How dared this shabby-looking man, with clumsy boots that were queer about the heels, and a mangy fur collar, like the skin of an invalid French poodle, to his threadbare coat — how in the name of all that is audacious, dared such a low person as this lay his dirty fingers upon the sacred shoulder of Henry Dunbar of Dunbar, Dunbar, and Balderby’s banking-house, St. Gundolph Lane, City?
The millionaire turned, and grew as ashy pale at sight of the shabby stranger as he could have done if the sheeted dead had risen from one of the graves near at hand. But he uttered no exclamation of horror or surprise. He only shrank haughtily away from the Major’s touch, as if there had been some infection to be dreaded from those dirty finger-tips.
“May I be permitted to know your motive for this intrusion, sir?” the banker asked, in a cold, repellent voice, looking the shabby intruder full in the eyes as he spoke.
There was something so resolute, so defiant, in the rich man’s gaze, that it is a wonder the poor man did not shrink from encountering it.
But he did not: he gave back look for look.
“Don’t say you’ve forgotten me, Mr. Dunbar,” he said; “don’t say you’ve forgotten a very old acquaintance.”
This was spoken after a pause, in which the two men had looked at each other as earnestly as if each had been trying to read the inmost secrets of the other’s soul.
“Don’t say you’ve forgotten me, Mr. Dunbar,” repeated the Major.
Henry Dunbar smiled. It was a forced smile, perhaps; but, at any rate, it was a smile.
“I have a great many acquaintances,” he said; “and I fancy you must have gone down in the world since I knew you, if I may judge from appearances.”

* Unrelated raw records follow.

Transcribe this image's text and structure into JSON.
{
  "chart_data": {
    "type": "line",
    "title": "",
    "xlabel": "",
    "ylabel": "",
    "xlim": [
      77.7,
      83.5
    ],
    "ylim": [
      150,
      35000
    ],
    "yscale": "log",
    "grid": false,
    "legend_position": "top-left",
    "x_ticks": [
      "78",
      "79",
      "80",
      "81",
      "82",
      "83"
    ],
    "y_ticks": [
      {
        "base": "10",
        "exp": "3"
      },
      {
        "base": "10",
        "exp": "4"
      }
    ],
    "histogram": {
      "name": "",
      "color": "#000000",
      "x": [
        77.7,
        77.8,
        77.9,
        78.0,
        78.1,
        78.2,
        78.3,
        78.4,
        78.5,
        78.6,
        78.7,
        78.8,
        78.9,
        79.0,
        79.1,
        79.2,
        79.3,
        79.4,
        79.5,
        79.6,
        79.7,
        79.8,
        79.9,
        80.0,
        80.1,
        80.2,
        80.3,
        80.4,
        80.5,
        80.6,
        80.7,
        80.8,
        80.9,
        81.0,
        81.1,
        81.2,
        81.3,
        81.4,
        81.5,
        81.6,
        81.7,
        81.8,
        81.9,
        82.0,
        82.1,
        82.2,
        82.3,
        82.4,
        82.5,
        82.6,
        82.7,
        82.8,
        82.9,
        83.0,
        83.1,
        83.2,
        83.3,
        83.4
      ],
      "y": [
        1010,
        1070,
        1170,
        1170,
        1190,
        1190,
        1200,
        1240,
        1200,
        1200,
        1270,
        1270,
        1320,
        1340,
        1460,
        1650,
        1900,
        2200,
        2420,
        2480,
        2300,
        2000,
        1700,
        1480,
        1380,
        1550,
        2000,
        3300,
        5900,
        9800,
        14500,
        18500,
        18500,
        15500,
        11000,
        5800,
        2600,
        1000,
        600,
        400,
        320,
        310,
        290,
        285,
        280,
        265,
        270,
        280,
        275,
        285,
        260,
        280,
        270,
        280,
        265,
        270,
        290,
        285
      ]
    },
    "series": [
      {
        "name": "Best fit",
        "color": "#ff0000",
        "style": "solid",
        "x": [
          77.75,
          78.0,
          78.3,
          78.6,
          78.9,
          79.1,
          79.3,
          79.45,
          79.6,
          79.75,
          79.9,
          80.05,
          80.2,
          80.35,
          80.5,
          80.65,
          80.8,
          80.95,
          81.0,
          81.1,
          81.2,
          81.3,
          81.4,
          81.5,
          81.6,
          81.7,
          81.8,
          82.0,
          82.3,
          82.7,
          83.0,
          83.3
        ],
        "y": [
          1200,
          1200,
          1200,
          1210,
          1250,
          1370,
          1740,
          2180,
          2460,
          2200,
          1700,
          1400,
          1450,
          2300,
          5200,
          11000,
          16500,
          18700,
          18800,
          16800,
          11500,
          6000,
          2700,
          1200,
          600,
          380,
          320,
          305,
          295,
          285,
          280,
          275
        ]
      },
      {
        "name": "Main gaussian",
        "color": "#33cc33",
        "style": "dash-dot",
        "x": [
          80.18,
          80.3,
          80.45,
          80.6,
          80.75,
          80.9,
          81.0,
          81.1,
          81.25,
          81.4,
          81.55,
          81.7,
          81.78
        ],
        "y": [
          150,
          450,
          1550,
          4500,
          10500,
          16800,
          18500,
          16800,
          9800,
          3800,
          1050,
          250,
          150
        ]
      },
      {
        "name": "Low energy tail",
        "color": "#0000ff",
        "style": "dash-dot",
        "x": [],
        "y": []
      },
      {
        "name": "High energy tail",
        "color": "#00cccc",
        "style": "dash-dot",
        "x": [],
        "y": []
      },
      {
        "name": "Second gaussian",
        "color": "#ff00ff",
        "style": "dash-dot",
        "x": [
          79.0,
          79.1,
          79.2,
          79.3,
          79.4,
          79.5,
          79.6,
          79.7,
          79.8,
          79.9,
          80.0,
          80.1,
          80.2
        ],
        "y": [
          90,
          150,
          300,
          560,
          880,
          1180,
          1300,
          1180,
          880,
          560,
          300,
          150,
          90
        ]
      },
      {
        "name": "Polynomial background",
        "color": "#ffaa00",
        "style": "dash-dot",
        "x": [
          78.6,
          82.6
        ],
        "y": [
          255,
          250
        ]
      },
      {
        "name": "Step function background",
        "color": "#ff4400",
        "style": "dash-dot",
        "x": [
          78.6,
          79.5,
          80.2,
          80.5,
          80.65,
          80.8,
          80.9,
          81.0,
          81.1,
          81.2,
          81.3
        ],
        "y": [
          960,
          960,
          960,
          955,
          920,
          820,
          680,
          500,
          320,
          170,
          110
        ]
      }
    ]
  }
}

The bystanders, who had listened to every word, began to murmur among themselves. “Yes, indeed, they should rather think so:— if ever this shabby stranger had known Mr. Dunbar, and if he was not altogether an impostor, he must have been a very different sort of person at the time of his acquaintance with the millionaire.”
“When and where did I know you?” asked Henry Dunbar, with his eyes still looking straight into the eyes of the other man.
“Oh, a long time ago — a very long way off!”
“Perhaps it was — somewhere in India — up the country?’ said the banker, very slowly.
“Yes, it was in India — up the country,” answered the other.
“Then you won’t find me slow to befriend you,” said Mr. Dunbar. “I am always glad to be of service to any of my Indian acquaintances — even when the world has treated them badly. Get into my carriage, and I’ll drive you home. I shall be able to talk to you by-and-by, when all this wedding business is over.”
The two men seated themselves side by side upon the spring cushions of the banker’s luxurious carriage; and the vehicle drove rapidly away, leaving the spectators in a rapture of admiration at Henry Dunbar’s condescension to his shabby Indian acquaintance.